Can we summarise what we learnt, propose where we could be going?

Since the work on osteocalcin biology and relevance is only beginning, we can only be brief, otherwise we run the risk of being wrong in the long run. Bringing a coherence to the functions of osteocalcin requires to walk the walk, namely to describe, as exhaustively as possible, what the functions of osteocalcin are. This exploration is not over, yet it has already validated the original premise of the work, which is that bone has functions other than making bone in rodents and primates. But, as one should have expected, this exploration revealed that osteocalcin has more functions than inferred by the original working hypothesis.

A first lesson learnt from this work is that with the appearance of bone during evolution came novel ways to regulate several physiological functions such as glucose homeostasis, male fertility, exercise capacity, cognitive functions and the acute stress response. That many of the physiological functions regulated by osteocalcin are needed to escape acute danger suggests that this hormone and by extension bone may be defined in part by an endocrinology of danger. Since many of these physiological functions decline with age, these regulatory roles of osteocalcin may pave the way to new and adapted therapies for several age-related and degenerative diseases.

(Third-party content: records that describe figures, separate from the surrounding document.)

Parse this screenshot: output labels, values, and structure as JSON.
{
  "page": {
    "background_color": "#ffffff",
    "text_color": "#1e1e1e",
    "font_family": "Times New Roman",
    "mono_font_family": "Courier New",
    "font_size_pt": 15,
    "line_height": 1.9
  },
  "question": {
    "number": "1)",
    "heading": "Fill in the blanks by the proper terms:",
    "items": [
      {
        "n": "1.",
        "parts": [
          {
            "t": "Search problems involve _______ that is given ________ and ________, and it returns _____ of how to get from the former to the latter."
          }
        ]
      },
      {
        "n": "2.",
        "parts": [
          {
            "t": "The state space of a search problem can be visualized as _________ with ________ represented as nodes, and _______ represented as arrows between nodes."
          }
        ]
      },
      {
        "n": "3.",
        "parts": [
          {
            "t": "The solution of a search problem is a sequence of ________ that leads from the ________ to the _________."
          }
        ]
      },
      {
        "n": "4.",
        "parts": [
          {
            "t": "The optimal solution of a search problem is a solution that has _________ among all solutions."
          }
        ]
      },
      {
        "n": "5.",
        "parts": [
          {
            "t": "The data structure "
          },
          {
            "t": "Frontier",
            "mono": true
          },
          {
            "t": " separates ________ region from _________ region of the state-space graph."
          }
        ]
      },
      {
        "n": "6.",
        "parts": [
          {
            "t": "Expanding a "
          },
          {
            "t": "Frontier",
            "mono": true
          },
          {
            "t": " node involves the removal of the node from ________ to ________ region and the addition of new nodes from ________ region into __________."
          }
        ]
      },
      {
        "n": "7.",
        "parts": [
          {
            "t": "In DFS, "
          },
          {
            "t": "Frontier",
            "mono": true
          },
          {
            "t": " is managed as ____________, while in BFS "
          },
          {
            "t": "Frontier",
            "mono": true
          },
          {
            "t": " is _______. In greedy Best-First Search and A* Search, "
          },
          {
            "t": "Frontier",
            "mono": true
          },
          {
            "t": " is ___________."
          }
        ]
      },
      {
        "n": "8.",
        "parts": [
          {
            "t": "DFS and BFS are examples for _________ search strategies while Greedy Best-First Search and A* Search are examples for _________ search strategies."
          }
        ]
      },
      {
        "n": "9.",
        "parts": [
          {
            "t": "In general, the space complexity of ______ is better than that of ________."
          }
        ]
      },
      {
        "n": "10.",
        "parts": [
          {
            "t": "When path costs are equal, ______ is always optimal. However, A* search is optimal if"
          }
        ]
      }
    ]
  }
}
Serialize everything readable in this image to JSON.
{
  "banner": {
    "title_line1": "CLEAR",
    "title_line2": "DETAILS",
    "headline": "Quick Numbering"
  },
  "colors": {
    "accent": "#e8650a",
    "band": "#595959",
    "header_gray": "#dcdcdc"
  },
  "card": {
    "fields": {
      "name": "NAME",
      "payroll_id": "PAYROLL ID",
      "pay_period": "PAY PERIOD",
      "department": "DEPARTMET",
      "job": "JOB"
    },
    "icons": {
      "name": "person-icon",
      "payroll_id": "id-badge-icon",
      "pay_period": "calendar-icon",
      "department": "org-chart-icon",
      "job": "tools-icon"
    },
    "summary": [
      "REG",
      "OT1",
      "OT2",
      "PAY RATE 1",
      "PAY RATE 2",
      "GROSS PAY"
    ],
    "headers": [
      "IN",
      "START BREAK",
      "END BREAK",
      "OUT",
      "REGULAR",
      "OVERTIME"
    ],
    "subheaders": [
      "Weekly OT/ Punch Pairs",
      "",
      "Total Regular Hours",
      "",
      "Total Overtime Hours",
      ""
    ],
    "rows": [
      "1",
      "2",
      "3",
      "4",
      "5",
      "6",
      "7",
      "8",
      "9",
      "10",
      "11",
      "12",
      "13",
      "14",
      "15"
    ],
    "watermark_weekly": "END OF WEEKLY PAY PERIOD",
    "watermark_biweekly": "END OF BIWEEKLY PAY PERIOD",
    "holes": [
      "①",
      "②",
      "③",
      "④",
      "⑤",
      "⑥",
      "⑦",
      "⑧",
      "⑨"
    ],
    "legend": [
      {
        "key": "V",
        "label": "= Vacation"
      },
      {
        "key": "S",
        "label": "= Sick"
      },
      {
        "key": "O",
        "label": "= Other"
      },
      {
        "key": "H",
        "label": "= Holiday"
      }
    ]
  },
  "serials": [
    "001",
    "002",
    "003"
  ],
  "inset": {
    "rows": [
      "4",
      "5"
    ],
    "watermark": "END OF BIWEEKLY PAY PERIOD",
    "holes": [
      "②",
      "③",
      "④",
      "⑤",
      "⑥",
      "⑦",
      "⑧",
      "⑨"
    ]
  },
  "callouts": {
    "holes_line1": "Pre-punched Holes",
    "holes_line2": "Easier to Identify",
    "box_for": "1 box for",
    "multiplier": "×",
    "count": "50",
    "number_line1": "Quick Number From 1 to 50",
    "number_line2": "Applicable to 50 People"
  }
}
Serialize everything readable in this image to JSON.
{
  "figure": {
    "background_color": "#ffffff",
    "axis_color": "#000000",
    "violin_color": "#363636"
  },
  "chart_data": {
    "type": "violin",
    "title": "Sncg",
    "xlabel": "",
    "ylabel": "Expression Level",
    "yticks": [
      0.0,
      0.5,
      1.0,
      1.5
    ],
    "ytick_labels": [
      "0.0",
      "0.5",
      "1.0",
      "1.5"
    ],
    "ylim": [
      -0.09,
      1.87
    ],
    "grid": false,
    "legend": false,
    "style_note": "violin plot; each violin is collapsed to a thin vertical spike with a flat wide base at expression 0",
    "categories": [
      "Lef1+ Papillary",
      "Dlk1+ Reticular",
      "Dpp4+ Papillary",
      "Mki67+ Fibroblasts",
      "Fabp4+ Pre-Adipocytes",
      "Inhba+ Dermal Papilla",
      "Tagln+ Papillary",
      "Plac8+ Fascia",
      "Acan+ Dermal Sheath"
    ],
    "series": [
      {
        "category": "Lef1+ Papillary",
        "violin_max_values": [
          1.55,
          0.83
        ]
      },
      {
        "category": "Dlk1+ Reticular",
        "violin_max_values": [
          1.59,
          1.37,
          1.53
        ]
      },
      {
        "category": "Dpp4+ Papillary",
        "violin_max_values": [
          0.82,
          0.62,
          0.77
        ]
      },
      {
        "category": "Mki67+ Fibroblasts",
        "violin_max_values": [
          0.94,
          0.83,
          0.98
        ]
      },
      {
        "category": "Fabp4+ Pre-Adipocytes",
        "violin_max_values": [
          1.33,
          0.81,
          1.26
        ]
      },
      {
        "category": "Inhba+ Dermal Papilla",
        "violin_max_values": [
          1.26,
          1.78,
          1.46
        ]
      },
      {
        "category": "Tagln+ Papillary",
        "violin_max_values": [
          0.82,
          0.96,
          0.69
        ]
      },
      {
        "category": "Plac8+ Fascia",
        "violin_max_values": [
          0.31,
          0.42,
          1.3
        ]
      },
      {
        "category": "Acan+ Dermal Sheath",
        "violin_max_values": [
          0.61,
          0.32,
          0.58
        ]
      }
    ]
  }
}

In the short term, there are implications for osteocalcin and bone biology as a whole. A general feature of osteocalcin that emerges more and more clearly from this body of work is that for many of its regulatory functions it appears to act indirectly, that is, by recruiting other regulatory molecules that actually do its job. Osteocalcin for instance does not regulate memory on its own, rather it recruits a series of neurotransmitters that promote memory. Likewise, osteocalcin regulates glucose homeostasis in part by being upstream of insulin and in part by having functions opposed to the one of insulin, for example, it favours liver gluconeogenesis. The clearest example of this role of regulator of regulatory molecules resides in the regulation of testes and adrenal endocrine functions by osteocalcin. In that respect, one cannot avoid noticing that osteocalcin is necessary for the proper synthesis of three steroid hormones in two different organs. More broadly, what is unusual is the sheer number of regulatory molecules the secretion of which is regulated by osteocalcin. This peculiarity of osteocalcin suggests that evolution has endowed bone with an unusually high number of regulatory functions. Although one cannot claim that we fully understand why all these functions are regulated by osteocalcin, the regulatory functions exerted by this hormone find, at least for several of them, a coherence, if not a common purpose, when placed in the context of the biological response to danger. The notion that osteocalcin may be a hormone orchestrating the response to danger does not exclude other ways to rationalise all its functions nor does it exclude the possibility that other hormones do contribute to the response to danger. It simply provides a tool to look for other endocrine functions of osteocalcin and reconcile the endocrine and the structural functions of bone. It provides a working hypothesis to identify novel physiological functions regulated by bone-specific secreted molecules.